Looks pretty good. Let's try to keep this out of the Religion Forum until page 5


It has long been considered the most compelling question in our history: Where do human beings come from? Although life has existed for millions of years, only in the past century-and-a-half have we begun to use science to explore the ancestral roots of our own species. The search for the ultimate answer has taken a number of twists and turns, with careers made and broken along the way. APE TO MAN is the story of the quest to find the origins of the human race - a quest that spanned more than 150 years of obsessive searching.

The search for the origins of humanity is a story of bones and the tales they tell. It was in 1856 that the first bones of an extinct human ancestor were encountered, unearthed by a crew of unskilled laborers digging for limestone in Western Europe. The find would be known as Neanderthal Man and sparked a desire in the scientific community to know more about the origins of humanity. Around the same time, Charles Darwin's work The Origin of Species first broached the subject of evolution, and by the end of the nineteenth century, it had become the hottest topic of the age. Adventurers had embarked on the search for the Missing Link, the single creature that represented the evolutionary leap from apes to humans. APE TO MAN examines the major discoveries that have led us to the understanding we have today, including theories that never gained proper acceptance in their time, an elaborate hoax that confused the scientific community for years, and the ultimate understanding of the key elements that separate man from apes.

Highlights of APE TO MAN include:
Reenactments of the work of Eugene DuBois, an Amsterdam physician who left his practice in 1890 in search of the Missing Link and found what would be called Homo erectus, a 500,000-year old ape-like skeleton, in Sumatra. DuBois' assertion that he has found the Missing Link results in his rejection by the scientific community. Only later did people realize the impact of the discovery.
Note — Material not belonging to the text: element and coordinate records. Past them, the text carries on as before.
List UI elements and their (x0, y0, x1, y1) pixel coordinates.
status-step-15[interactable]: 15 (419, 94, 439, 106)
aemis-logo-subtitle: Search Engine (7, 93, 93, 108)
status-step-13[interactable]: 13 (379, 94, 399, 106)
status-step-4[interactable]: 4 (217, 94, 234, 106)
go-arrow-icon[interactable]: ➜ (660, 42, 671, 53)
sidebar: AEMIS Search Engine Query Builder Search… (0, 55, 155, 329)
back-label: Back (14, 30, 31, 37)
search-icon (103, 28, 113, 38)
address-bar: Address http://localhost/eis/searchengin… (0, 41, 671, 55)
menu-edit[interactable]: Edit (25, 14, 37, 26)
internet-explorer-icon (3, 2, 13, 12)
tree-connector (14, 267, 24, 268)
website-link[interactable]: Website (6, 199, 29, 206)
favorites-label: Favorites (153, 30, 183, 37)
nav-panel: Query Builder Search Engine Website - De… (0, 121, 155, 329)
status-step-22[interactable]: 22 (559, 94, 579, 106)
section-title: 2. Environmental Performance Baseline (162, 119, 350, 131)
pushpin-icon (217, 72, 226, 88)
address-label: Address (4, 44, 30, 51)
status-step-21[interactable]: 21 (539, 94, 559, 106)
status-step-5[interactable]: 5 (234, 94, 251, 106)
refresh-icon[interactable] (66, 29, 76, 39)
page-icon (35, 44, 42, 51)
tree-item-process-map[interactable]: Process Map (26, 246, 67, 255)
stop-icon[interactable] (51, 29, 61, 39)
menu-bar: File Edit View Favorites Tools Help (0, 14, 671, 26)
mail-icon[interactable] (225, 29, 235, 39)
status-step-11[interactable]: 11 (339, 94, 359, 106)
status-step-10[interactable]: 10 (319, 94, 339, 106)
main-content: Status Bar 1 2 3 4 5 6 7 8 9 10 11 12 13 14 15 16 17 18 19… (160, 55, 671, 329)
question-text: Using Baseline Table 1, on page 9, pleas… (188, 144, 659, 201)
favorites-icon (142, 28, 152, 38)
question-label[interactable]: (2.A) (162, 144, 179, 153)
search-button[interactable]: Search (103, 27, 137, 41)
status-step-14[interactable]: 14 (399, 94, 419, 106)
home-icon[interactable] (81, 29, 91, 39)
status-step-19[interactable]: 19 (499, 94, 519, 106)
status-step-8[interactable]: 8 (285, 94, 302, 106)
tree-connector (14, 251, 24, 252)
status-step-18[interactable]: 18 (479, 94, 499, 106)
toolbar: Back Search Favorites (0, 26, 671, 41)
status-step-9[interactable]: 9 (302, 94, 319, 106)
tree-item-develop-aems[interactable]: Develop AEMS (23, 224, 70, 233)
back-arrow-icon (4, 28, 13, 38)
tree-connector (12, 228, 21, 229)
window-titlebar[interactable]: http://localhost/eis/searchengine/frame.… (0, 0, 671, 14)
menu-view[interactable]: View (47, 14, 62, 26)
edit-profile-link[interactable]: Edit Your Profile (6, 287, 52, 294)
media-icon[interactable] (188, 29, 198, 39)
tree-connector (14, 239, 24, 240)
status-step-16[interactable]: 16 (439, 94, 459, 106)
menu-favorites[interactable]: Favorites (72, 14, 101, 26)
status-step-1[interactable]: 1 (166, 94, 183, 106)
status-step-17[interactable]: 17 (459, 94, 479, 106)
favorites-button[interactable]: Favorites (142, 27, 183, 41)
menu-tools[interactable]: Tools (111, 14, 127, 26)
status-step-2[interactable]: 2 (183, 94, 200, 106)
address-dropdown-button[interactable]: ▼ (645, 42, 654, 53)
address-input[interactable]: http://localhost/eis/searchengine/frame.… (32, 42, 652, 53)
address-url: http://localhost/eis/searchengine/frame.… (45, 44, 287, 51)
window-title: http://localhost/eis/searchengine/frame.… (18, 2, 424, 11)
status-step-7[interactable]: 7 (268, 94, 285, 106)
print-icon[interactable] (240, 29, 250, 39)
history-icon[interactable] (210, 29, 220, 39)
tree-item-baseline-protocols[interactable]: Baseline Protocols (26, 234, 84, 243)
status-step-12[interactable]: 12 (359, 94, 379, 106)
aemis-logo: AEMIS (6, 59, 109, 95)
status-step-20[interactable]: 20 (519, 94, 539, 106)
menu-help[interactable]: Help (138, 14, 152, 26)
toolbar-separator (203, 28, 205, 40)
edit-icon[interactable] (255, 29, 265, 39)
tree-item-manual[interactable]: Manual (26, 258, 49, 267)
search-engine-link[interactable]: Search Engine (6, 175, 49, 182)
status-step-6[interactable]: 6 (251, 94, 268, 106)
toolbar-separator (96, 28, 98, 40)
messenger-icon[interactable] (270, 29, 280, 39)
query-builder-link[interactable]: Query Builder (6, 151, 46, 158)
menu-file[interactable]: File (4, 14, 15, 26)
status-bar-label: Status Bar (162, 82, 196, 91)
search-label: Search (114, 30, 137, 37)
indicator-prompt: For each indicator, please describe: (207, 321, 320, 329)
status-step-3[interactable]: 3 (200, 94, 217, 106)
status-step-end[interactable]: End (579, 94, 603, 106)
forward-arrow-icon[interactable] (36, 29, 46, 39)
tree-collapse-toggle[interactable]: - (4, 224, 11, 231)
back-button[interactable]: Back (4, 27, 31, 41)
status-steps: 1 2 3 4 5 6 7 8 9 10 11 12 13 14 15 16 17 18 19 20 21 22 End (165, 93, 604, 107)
Examination of the key elements that marked the evolution from ape to man, including the ability to walk upright, the use of tools, the harnessing of fire, the ability to form communities, and the ability to reason and plan.

The story of Piltdown Man, a skeleton discovered in England in 1912 which was, for a time, considered by many to be the definitive Missing Link, but later discovered to be one of the greatest hoaxes in the history of science.

Raymond Dart's 1924 discovery of Taung Child, a fossilized brain in Africa, nearly two million years old. It was the oldest finding to date, but was completely ignored by the scientific community because people still believed in the erroneous story of Piltdown Man.

The two key shifts in thinking that led to our understanding today: the shift to Africa as the birthplace of the human species and the shift from the thinking that brain size was the driving force of evolution, to the understanding that the use of tools was really the key step.

Link Posted: 8/7/2005 4:34:01 PM EDT
I believe you came from an ape

Link Posted: 8/7/2005 4:40:28 PM EDT
I am to ugly to have evolved from a ape.......
Link Posted: 8/7/2005 4:50:00 PM EDT
as if there is anything else on tonight....
Link Posted: 8/7/2005 4:51:54 PM EDT
Might be interesting.......

...... to see how God chose to make us.

I may watch, but right now I'm LMAO watching Bernie Goldberg on C-SPAN.
Link Posted: 8/7/2005 4:52:40 PM EDT

Originally Posted By NoVaGator:
as if there is anything else on tonight....

I'm watching Duece Bigalow
Link Posted: 8/7/2005 4:52:47 PM EDT
Hell, we have some knuckle-dragging Neanderthal's here.
Link Posted: 8/7/2005 4:53:08 PM EDT
This is how banannas evolved.
Link Posted: 8/7/2005 6:55:10 PM EDT
I ain't no monkey! Now where did I put my banana?
Link Posted: 8/8/2005 4:42:20 AM EDT
Was a good show. Lots of good info.
Link Posted: 8/8/2005 4:47:11 AM EDT
Ape to man is laughable.

My idea of natural selection is picking filet mignon over hamburger.
Link Posted: 8/8/2005 5:02:31 AM EDT
Watched it last night. Overall, very enjoyable. The acted "recreations" were a little annoying sometimes (did we really need to see an argument between a hired digger and an amateur French anthropologist?), but I guess they did help convey the situations of the scientists.

Not sure when this show was produced, but I think it's new. I'm surprised they didn't mention the two recent discoveries of new hominid species.
Link Posted: 8/8/2005 5:54:29 AM EDT
I thought it was good. Showed the scientific progress as well as the personalities behind them and the historical context.